There’s been a tendency in the media to depict the #MeToo movement as Hollywood’s long-overdue fillip to female empowerment. But in truth it’s just the most conspicuous manifestation of a much longer-running campaign by the entertainment industry to signal its commitment to all forms of diversity. And audiences have gone along with most of it uncomplainingly. The prospect of a black actor, Idris Elba, becoming the next James Bond, for example, won’t upset or surprise many fans of the franchise. Partly because it has the virtue of being credible: the British intelligence services of today, unlike the one that employed Ian Fleming, don’t have a racist, sexist, class-based recruitment policy. But mainly because the PC writing has been on the fictional MI6 wall since 1995, the year that Judi Dench got the M guernsey (the same Ms Dench who, some years prior to becoming an outspoken #MeToo advocate said she’d had Harvey Weinstein’s initials tattooed on her bottom). Prior to that, the majority of female Bond film characters were almost entirely decorative, the exception being Spectre agent Rosa Klebb in From Russia with Love. And the only reason she was impervious to Sean Connery’s hairy-backed charms is that, thanks to the skills of the wardrobe and make-up department, she’s even more of a cartoon lesbian in the film than she was in the book it’s based on.

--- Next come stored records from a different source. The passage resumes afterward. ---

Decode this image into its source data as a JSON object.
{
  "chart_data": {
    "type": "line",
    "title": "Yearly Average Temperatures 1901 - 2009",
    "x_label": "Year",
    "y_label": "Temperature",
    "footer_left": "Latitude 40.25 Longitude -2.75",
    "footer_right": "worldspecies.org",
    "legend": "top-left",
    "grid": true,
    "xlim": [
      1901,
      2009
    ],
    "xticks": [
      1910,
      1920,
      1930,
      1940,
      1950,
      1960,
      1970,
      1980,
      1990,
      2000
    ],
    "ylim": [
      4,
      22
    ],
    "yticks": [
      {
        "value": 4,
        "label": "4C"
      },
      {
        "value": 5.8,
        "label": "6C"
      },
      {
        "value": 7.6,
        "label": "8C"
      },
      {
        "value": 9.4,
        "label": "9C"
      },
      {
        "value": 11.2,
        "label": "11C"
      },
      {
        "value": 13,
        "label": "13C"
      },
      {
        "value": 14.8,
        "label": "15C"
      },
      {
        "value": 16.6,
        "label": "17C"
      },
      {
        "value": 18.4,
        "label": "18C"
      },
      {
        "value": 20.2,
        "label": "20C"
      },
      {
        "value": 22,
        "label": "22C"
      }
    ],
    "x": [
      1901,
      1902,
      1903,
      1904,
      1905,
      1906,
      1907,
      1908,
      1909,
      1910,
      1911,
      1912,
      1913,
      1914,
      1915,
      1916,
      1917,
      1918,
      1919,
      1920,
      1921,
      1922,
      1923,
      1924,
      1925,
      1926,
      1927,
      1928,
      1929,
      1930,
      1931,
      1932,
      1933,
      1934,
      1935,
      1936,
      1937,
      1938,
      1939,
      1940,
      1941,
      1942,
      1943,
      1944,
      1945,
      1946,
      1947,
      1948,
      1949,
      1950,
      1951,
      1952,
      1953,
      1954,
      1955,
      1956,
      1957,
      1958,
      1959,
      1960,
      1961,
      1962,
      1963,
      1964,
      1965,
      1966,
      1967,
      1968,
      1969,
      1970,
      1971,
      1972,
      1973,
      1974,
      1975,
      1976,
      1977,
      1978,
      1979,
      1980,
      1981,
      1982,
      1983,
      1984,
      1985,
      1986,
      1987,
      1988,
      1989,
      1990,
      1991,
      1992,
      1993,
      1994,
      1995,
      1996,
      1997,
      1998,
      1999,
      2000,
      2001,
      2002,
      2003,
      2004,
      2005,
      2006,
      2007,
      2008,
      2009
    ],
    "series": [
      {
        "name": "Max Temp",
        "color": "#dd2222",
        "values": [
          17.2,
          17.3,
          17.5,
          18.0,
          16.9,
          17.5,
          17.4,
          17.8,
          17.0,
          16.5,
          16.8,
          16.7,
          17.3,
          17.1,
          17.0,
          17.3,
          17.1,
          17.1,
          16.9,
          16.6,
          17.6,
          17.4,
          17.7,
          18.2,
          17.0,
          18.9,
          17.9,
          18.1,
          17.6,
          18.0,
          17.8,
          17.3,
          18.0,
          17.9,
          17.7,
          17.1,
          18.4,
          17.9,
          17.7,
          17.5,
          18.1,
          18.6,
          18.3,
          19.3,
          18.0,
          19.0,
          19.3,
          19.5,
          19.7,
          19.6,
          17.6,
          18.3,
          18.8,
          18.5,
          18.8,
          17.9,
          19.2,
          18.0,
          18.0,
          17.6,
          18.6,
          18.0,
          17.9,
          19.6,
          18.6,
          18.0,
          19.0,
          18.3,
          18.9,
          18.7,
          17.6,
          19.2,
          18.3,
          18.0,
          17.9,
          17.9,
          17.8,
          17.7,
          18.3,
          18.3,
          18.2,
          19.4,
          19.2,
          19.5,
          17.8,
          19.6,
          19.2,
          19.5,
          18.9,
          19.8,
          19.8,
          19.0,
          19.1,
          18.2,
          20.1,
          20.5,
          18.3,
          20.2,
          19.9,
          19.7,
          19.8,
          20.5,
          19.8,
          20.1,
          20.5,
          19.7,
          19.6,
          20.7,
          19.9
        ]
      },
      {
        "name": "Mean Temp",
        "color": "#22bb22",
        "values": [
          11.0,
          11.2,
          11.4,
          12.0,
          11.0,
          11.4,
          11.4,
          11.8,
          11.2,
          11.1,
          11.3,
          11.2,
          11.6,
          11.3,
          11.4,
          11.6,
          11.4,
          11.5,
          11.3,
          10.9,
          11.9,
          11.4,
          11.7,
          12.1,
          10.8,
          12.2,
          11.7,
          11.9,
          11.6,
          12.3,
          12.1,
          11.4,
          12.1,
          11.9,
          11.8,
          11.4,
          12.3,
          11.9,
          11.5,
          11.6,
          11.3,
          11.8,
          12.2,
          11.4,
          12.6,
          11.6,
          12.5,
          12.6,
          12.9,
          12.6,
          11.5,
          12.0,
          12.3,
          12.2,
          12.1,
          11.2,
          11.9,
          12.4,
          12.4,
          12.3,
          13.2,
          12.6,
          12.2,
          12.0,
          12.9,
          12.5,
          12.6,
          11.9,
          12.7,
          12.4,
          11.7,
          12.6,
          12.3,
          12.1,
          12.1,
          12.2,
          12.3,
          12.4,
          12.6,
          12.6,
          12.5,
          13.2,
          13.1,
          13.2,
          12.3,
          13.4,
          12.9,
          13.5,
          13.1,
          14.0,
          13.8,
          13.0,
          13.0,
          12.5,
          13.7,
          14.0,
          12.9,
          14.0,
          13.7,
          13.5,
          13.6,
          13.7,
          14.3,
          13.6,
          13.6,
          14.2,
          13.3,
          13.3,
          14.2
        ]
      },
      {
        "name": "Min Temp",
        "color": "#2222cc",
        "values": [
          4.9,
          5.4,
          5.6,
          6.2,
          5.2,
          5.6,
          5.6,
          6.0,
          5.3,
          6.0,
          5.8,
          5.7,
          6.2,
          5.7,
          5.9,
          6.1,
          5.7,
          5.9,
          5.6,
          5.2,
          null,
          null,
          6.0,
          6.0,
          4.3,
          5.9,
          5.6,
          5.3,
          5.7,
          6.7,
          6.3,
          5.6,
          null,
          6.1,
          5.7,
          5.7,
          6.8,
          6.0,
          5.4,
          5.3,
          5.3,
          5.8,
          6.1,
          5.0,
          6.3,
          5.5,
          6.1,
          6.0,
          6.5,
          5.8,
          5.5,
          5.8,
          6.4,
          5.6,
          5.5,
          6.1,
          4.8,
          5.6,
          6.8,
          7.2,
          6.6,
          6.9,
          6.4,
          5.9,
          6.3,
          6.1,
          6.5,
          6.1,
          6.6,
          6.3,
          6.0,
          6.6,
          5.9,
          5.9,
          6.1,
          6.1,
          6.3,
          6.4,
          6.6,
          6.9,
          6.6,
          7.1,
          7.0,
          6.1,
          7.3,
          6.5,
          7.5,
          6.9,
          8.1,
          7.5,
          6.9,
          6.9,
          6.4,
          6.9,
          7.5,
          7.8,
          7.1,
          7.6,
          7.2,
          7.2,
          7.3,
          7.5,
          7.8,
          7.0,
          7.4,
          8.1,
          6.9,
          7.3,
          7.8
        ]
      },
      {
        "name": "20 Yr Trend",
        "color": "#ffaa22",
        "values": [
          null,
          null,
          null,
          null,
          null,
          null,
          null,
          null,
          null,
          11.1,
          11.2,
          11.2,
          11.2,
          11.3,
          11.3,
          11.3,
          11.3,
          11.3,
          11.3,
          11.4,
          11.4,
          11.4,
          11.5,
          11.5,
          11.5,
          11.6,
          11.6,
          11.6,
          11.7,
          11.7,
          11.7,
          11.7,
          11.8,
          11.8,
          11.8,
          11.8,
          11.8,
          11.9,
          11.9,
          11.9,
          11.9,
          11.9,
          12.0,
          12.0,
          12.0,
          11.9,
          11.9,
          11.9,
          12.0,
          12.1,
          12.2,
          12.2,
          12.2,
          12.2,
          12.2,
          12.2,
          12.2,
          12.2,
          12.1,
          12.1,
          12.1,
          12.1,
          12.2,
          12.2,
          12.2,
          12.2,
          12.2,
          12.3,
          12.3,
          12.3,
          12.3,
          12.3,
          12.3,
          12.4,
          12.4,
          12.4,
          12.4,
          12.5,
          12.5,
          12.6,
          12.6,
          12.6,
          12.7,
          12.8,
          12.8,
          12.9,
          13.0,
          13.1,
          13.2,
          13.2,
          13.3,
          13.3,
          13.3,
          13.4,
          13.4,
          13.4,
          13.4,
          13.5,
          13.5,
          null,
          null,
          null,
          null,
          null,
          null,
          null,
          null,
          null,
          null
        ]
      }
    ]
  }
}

But you have to hand it to those Pinewood guys; in a little over three decades a film franchise conceived as an unapologetic bastion of sexism, ethnic stereotyping and Empire nostalgia has adapted itself to changing social values almost as successfully as that other great British entertainment export, the House of Windsor, aka Kardashians with Corgis. And anyone who thinks that a female 007 would be one step too far should consider the recently discovered gender fluidity of another immortal pommy screen icon. Production has already begun on the next Dr Who series, and this time round everybody’s favourite time lord is scheduled to step out of the Tardis in a frock and lippy.
The only Bond casting brief which will never change is the one for lead baddie, who, to avoid incurring the displeasure of digitally empowered minorities, will presumably continue to be white, middle-aged and male for as long as there is evil in the world. Another thing we can be sure of is that whoever plays the lead, Bond scripts will always include several scenes where James (or Jamie) is obliged to undress prior to exercising his (or her) Licence to Thrill. My enjoyment of such scenes has always been compromised by the ad man in me, who sees them primarily as fantastic product placement opportunities for an iconic Australian underwear brand.